I work for a small consultancy and over the past couple of years have fallen in love with someone who is senior to me. We are close friends and socialise quite a lot together. Although I have never said anything, I think she knows how I feel and sometimes I get some really mixed signals from her that may indicate she feels something other than friendship. The rational part of my brain has thought of resigning so that her position is not compromised by the way I feel (which has been remarked on by some of my colleagues). The fantastical side of my brain hopes that if I resigned, I’d then be able to ask her out properly. Any suggestions?
Consultant, male, 28
Lucy’s answer
If you were a suitor in a fairy tale who had been set three tests to prove your love, you would certainly win your prize.
You have loved this princess doggedly for two years. You are so worried about protecting her reputation that you are ready to give up your job in the deepest recession of your lifetime. And your most secret fantasy is not of ravishing her but of simply being able to ask her out.
One doesn’t get much more chivalrous than that.
Alas, this isn’t a fairy tale; it is a common tale of office romance in which the doling out of prizes goes according to harsher rules.
Your colleagues have noticed your devotion and are almost certainly laughing at you behind your back.
What interests me more, though, is her reaction. Most women in offices find the doggy infatuation of male colleagues whom they do not desire irritating at best, and repulsive at worst.
The fact that she is not put off by your attentions and is even prepared to favour you as a friend could mean that she is emotionally warped and gets a thrill out of being loved in vain by underlings.
Or it could mean she is in love with you too.
The only way to find out is to ask her.

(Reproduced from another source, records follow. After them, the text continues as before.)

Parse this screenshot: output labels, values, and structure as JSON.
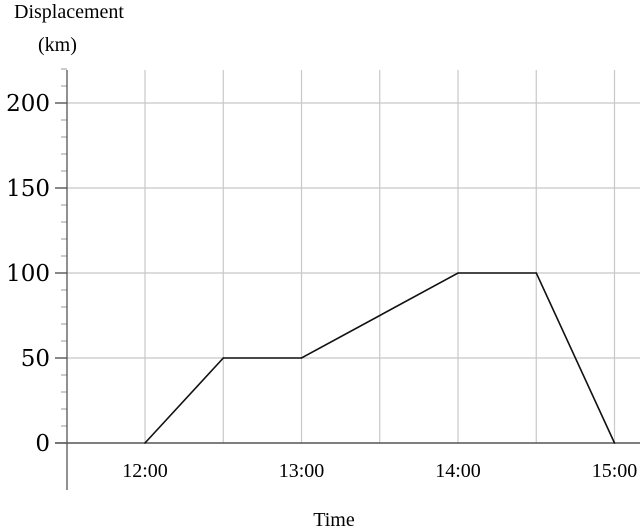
{
  "chart_data": {
    "type": "line",
    "title": "",
    "ylabel": [
      "Displacement",
      "(km)"
    ],
    "xlabel": "Time",
    "x_ticks": [
      "12:00",
      "13:00",
      "14:00",
      "15:00"
    ],
    "y_ticks": [
      "0",
      "50",
      "100",
      "150",
      "200"
    ],
    "xlim": [
      "11:30",
      "15:10"
    ],
    "ylim": [
      0,
      200
    ],
    "grid": true,
    "series": [
      {
        "x": [
          "12:00",
          "12:30",
          "13:00",
          "14:00",
          "14:30",
          "15:00"
        ],
        "y": [
          0,
          50,
          50,
          100,
          100,
          0
        ]
      }
    ]
  }
}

The good news is that there is absolutely no need to give up your job in order to do this. Half the population (including me, as it happens) meets their husband or wife at work and, as long as she isn’t your direct boss and as long as you don’t behave in a vulgar manner in the office, there is no reason you should not go out together.
The only problem is what will happen if she says No. You will lose your special ambiguous friendship with her, and going to work with a broken heart may make the office a grim place for a while.